Портье чуял недоброе в этом обыкновении играть в бильярд с половины десятого до одиннадцати утра в присутствии одного и того же мальчика – недоброе или порочное: от пороков существовала защита – тайна; тайна имела свою цену и свои законы; тайна и деньги зависели друг от друга, как абсцисса и ордината; тот, кто брал здесь номер, покупал вместе с тем полную секретность: глаза, которые смотрели, но не видели, уши, которые слушали, но не слышали.

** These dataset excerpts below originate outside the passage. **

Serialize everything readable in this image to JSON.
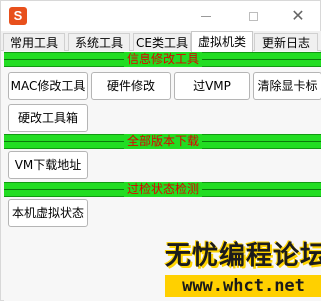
{
  "app": {
    "icon_glyph": "S",
    "accent": "#e8501c"
  },
  "titlebar": {
    "close_glyph": "✕"
  },
  "tabs": [
    {
      "label": "常用工具",
      "active": false
    },
    {
      "label": "系统工具",
      "active": false
    },
    {
      "label": "CE类工具",
      "active": false
    },
    {
      "label": "虚拟机类",
      "active": true
    },
    {
      "label": "更新日志",
      "active": false
    }
  ],
  "sections": {
    "info_modify": {
      "title": "信息修改工具",
      "buttons": [
        "MAC修改工具",
        "硬件修改",
        "过VMP",
        "清除显卡标",
        "硬改工具箱"
      ]
    },
    "downloads": {
      "title": "全部版本下载",
      "buttons": [
        "VM下载地址"
      ]
    },
    "detection": {
      "title": "过检状态检测",
      "buttons": [
        "本机虚拟状态"
      ]
    }
  },
  "colors": {
    "section_bar": "#22dd22",
    "section_title": "#e00000"
  },
  "watermark": {
    "line1": "无忧编程论坛",
    "line2": "www.whct.net"
  }
}
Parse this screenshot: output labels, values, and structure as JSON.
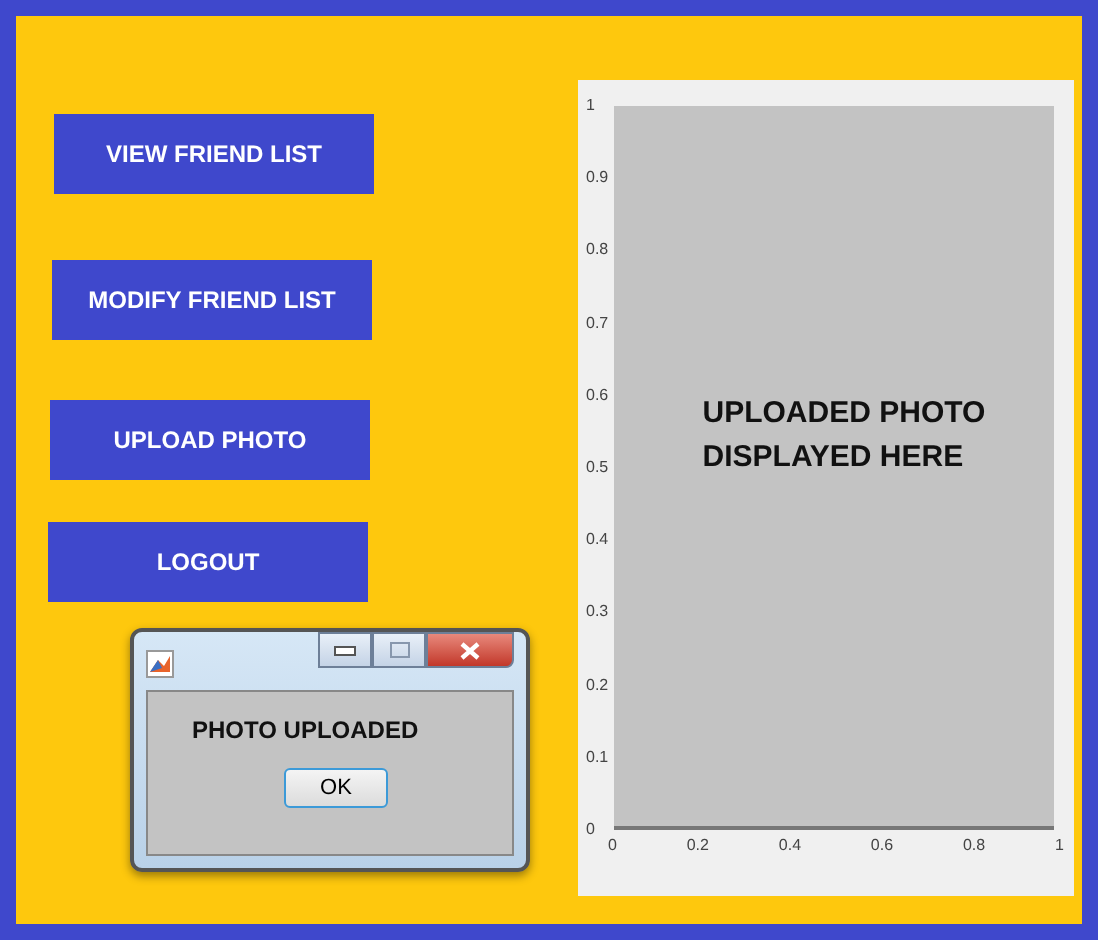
{
  "buttons": [
    {
      "label": "VIEW FRIEND LIST"
    },
    {
      "label": "MODIFY FRIEND LIST"
    },
    {
      "label": "UPLOAD PHOTO"
    },
    {
      "label": "LOGOUT"
    }
  ],
  "dialog": {
    "message": "PHOTO UPLOADED",
    "button": "OK"
  },
  "axes": {
    "placeholder_lines": [
      "UPLOADED PHOTO",
      "DISPLAYED HERE"
    ],
    "yticks": [
      "1",
      "0.9",
      "0.8",
      "0.7",
      "0.6",
      "0.5",
      "0.4",
      "0.3",
      "0.2",
      "0.1",
      "0"
    ],
    "xticks": [
      "0",
      "0.2",
      "0.4",
      "0.6",
      "0.8",
      "1"
    ]
  }
}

Однако от беды не было спасения – он не мог выпроводить за дверь каждого потенциального самоубийцу, ибо все постояльцы были потенциальными самоубийцами; самоубийца мог явиться в отель с семью чемоданами, загорелый, точь-в-точь киноактер, смеясь взять ключ у портье, но как только чемоданы были сложены в номере и бой уходил, он вытаскивал из кармана пальто заряженный пистолет, заранее снятый с предохранителя, и пускал себе пулю в лоб; или это могла быть дама, казавшаяся выходцем с того света; она являлась, сверкая золотыми зубами, золотыми волосами, золотыми туфлями, скалила зубы, как скелет, дама, слонявшаяся по холлу, словно беспокойный призрак, алчущий удовлетворить свою похоть; эта дама заказывала завтрак к себе в номер на половину одиннадцатого, вешала на ручку двери трафарет «Просьба не беспокоить», а потом сооружала перед дверью баррикаду из чемоданов и глотала капсулу с ядом; задолго до того, как у перепуганных горничных падали из рук подносы с завтраком, в доме шепотом передавали друг другу: «В двенадцатом номере лежит покойница». Шептаться начинали уже ночью, когда засидевшиеся в баре гости прокрадывались к себе в комнаты – им становилось жутко от тишины, царившей за дверью номера 12; некоторые из них умели отличать тишину сна от тишины смерти.
Портье чуял недоброе, когда в тридцать одну минуту десятого Гуго поднимался в бильярдную с двойной порцией коньяка и графином воды.
В это время дня портье с трудом обходился без мальчика: на его конторке появлялось множество рук – рук, требующих счет или забирающих почту; портье ловил себя на том, что сразу после половины десятого он становился невежливым, и надо же, чтобы он как раз обрезал учительницу – восьмую или девятую по счету из тех, кто спрашивал, как пройти к древнеримским детским гробницам; судя по ее обветренному лицу, она родилась в деревне, а судя по перчаткам и пальто, не имела тех доходов, какие естественно было предположить у постояльцев отеля «Принц Генрих»; портье спрашивал себя, каким образом бедная женщина затесалась в толпу этих сумасшедших дур, из коих ни одна не нашла нужным осведомиться о цене номера; хотя, быть может, эта учительница, смущенно теребящая свои перчатки, как раз совершит чудо, за которое Йохен установил премию в десять марок: «Плачу десять марок каждому, кто назовет мне немца, спросившего о цене на что-либо»; нет, эта учительница не принесет ему премии Йохена; портье взял себя в руки и любезно разъяснил ей дорогу к древнеримским детским гробницам.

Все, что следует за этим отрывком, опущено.